With the recent announcement of Toys R Us closing all of its stores, analysts and business experts have scrambled to point out the reasons why it failed. Though the company had plans for modernizing its offerings, the general decline of toy sales and aggressive discounts from its competitors, particularly retailers such as Amazon, Walmart, and Target, were enough to finish off the beleaguered company.

It can be all to easy to see Toys R Us as another company that has fallen victim by failing to adapt. But unfortunately for them, issues with finances prevented them from really adapting at all or dedicating capital to improvements in online practices. Additionally, the approach that the company took to business—namely, specializing in one area to beat out the competition with a breadth of selection—becomes less effective with online shopping and the modern consumer’s habit of comparing prices from the comfort of their own homes.

A certain level of agility is necessary to reach a modern consumer. There’s no points to be had for guessing that online shopping options have disrupted usual purchasing habits, but some companies assume that an online storefront is enough to keep sales up and change little else.

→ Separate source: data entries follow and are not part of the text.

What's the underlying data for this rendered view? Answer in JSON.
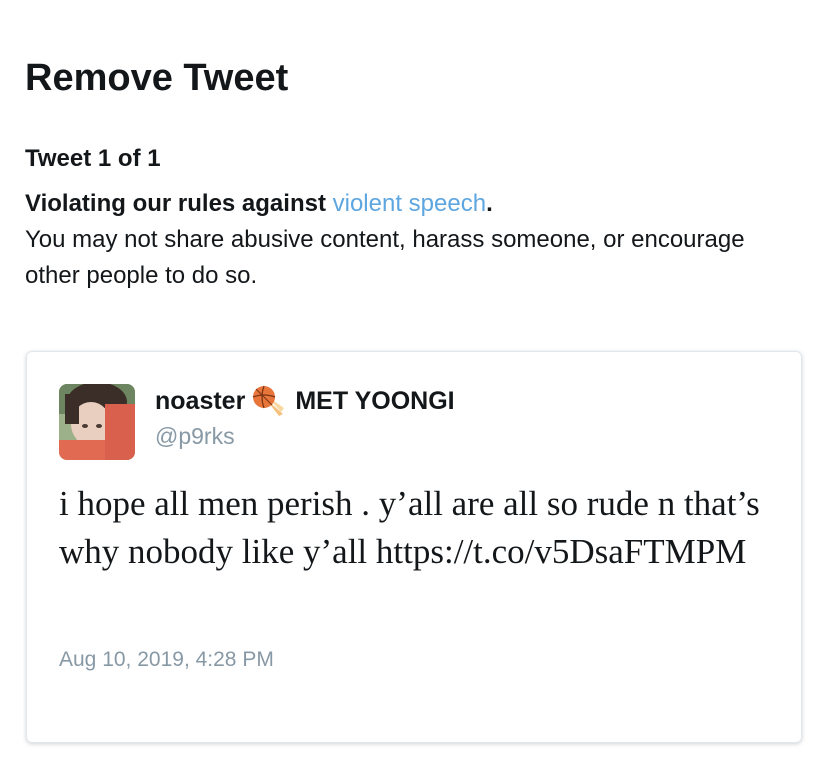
{
  "header": {
    "title": "Remove Tweet"
  },
  "notice": {
    "count": "Tweet 1 of 1",
    "reason_prefix": "Violating our rules against ",
    "reason_link": "violent speech",
    "reason_suffix": ".",
    "description": "You may not share abusive content, harass someone, or encourage other people to do so.",
    "link_color": "#5ea6e0"
  },
  "tweet": {
    "display_name": "noaster",
    "emoji": "basketball-comet-emoji",
    "name_suffix": "MET YOONGI",
    "handle": "@p9rks",
    "text": "i hope all men perish . y’all are all so rude n that’s why nobody like y’all https://t.co/v5DsaFTMPM",
    "timestamp": "Aug 10, 2019, 4:28 PM"
  }
}
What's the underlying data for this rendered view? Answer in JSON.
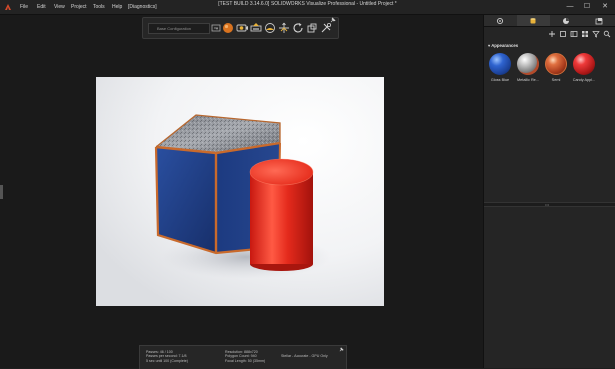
{
  "app": {
    "title_prefix": "[TEST BUILD 3.14.6.0]",
    "title": "SOLIDWORKS Visualize Professional - Untitled Project *"
  },
  "menu": {
    "items": [
      "File",
      "Edit",
      "View",
      "Project",
      "Tools",
      "Help",
      "[Diagnostics]"
    ]
  },
  "window_controls": {
    "minimize": "—",
    "maximize": "☐",
    "close": "✕"
  },
  "toolbar": {
    "config_placeholder": "Base Configuration",
    "icons": [
      "configuration-icon",
      "render-mode-icon",
      "camera-icon",
      "environment-icon",
      "appearance-icon",
      "select-tool-icon",
      "rotate-tool-icon",
      "scale-tool-icon",
      "tools-icon"
    ]
  },
  "status": {
    "passes": "Passes: 46 / 100",
    "passes_per_second": "Passes per second: 7.1/8",
    "time": "5 sec until 100 (Complete)",
    "resolution": "Resolution: 888x720",
    "polygon_count": "Polygon Count: 940",
    "focal_length": "Focal Length: 50 (35mm)",
    "mode": "Stellar - Accurate - GPU Only"
  },
  "panel": {
    "tabs": [
      "settings-tab",
      "models-tab",
      "appearances-tab",
      "scenes-tab"
    ],
    "section_header": "Appearances",
    "swatches": [
      {
        "label": "Gloss Blue",
        "color": "#1f4fa8"
      },
      {
        "label": "Metallic Re...",
        "color": "#9a9a9a"
      },
      {
        "label": "Semi",
        "color": "#c0502a"
      },
      {
        "label": "Candy Appl...",
        "color": "#d22a2a"
      }
    ]
  },
  "colors": {
    "accent": "#e8b23a",
    "cube_blue": "#1d3f8c",
    "cylinder_red": "#e02418",
    "edge_copper": "#c96a2c"
  }
}
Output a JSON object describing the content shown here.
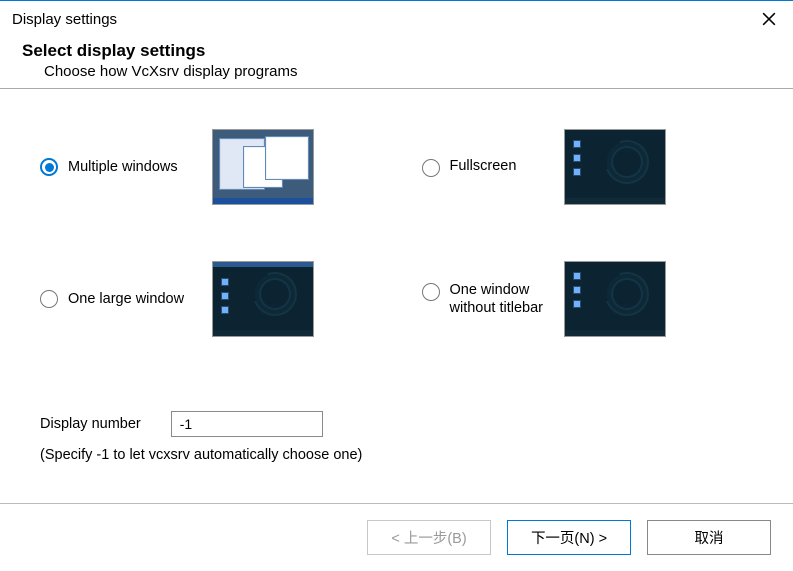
{
  "window": {
    "title": "Display settings"
  },
  "header": {
    "heading": "Select display settings",
    "subheading": "Choose how VcXsrv display programs"
  },
  "options": {
    "multiple_windows": {
      "label": "Multiple windows",
      "selected": true
    },
    "fullscreen": {
      "label": "Fullscreen",
      "selected": false
    },
    "one_large": {
      "label": "One large window",
      "selected": false
    },
    "no_titlebar": {
      "label": "One window without titlebar",
      "selected": false
    }
  },
  "display_number": {
    "label": "Display number",
    "value": "-1",
    "hint": "(Specify -1 to let vcxsrv automatically choose one)"
  },
  "footer": {
    "back": "< 上一步(B)",
    "next": "下一页(N) >",
    "cancel": "取消"
  }
}
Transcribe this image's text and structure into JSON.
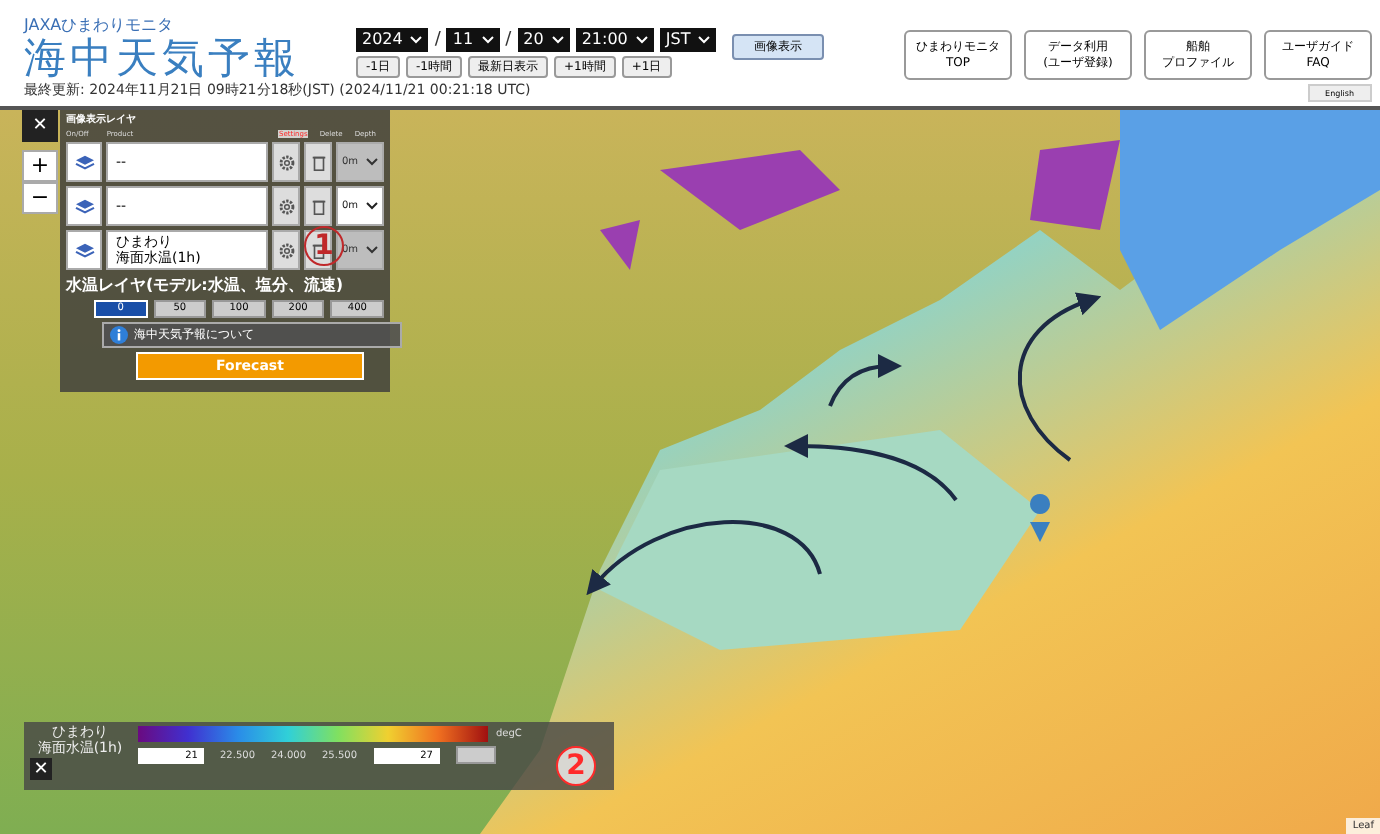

Take, for instance, Barnes & Noble, a company on the decline in recent years. Again, it’s easy to blame the prevalence of Amazon, but this ignores some shockingly poor business decisions on the part of B&N. Despite making forays into the e-book sector with the Nook, the line of devices proved inflexible, driving users to abandon the platform in droves. The Nook fiasco, along with the baffling insistence on keeping a section dedicated to media, demonstrates the company’s corporate obliviousness to the value propositions that modern shoppers are looking for. For instance, changing the Nook to allow for app installation and backups would help it fill the niche of a tablet as well as an e-reader, given the general enthusiasm for consolidating a myriad of functions on a single device.

Part of adapting to modern consumers involves recognizing and leveraging the constant flow of information. Retailers no longer control all of the information about them, and many consumers can and will slam a product or company that they feel has wronged them in some way. If enough people catch on to an issue, a company’s reputation can suffer. However, this also opens up new opportunities for companies to engage online and establish an authentic presence that isn’t necessarily looking to directly advertise to consumers.

Even webstores can and should be reevaluated to match modern shopping trends. The unprecedented access to information means that consumers can and will explore their options before making a purchase, even expecting companies to reach out with discounts if they don’t immediately buy. Personalized shopping recommendations involving location, shopping habits, and customer segments have become king. Community-building should be a part of online activities, channeling marketing through social media and other online outlets. Providing ample information about products is necessary, as consumers prefer knowing what they’ll be getting before making any sort of purchase.

All of these new tactics and more are just a small part of a larger initiative by businesses to appeal to the modern consumer. Though any company can put these ideas into practice, it inevitably takes careful analysis and time to determine the best ways to engage with consumers in a productive way. It’s all too easy to grow complacent in business, but adaptable companies have proven that surviving and thriving are not impossible goals.